That's an excellent summary and linkage of international events in the 1860’s that I knew very little about.
Always exciting, even in my old age, to suddenly have a more coherent understanding of a historical period.
A while back someone at Free Republic - perhaps you - posted a long essay on the regional events surrounding the Armenian genocide during World War One.
That had the same impact on me, when a dozen things I knew in isolation suddenly combined into a clear and coherent image.
The US has always been a small percentage of the world population, so we forget how influential the US has been.
The shot at the Concord Bridge truly was “the shot heard round the world.” The US victory in the War of 1812 over the British Empire was similarly decisive. The US Civil War seemed at the time as if it could have meant the end of republican government.
The US made the difference in two world wars and a cold war in the 20th century. Today, the US leads the war on Islamic terror.

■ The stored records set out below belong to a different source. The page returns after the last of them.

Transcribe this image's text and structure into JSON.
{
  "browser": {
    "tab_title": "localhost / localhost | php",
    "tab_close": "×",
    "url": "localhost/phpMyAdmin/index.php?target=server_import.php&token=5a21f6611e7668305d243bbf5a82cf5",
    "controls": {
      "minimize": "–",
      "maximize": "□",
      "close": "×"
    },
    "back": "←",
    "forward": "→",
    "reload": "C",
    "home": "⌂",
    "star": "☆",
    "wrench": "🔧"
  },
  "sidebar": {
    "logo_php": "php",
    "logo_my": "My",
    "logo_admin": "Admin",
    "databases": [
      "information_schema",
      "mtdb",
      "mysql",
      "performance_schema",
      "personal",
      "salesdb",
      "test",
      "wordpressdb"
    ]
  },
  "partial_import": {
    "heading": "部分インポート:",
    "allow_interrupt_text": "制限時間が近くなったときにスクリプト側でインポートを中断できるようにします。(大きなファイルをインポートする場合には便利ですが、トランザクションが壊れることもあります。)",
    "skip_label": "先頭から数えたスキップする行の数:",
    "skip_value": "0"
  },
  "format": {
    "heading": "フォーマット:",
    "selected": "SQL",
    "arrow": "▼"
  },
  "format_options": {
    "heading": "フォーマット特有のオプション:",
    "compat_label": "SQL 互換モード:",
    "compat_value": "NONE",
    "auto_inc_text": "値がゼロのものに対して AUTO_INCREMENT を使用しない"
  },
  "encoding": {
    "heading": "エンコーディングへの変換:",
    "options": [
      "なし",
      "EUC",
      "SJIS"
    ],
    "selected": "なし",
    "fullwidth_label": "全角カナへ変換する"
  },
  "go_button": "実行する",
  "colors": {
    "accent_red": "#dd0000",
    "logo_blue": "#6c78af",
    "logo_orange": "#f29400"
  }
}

H. L. Mencken wrote, “The Gettysburg speech was at once the shortest and the most famous oration in American history...the highest emotion reduced to a few poetical phrases. Lincoln himself never even remotely approached it. It is genuinely stupendous. But let us not forget that it is poetry, not logic; beauty, not sense. Think of the argument in it. Put it into the cold words of everyday. The doctrine is simply this: that the Union soldiers who died at Gettysburg sacrificed their lives to the cause of self-determinationthat government of the people, by the people, for the people, should not perish from the earth. It is difficult to imagine anything more untrue. The Union soldiers in the battle actually fought against self-determination; it was the Confederates who fought for the right of their people to govern themselves.”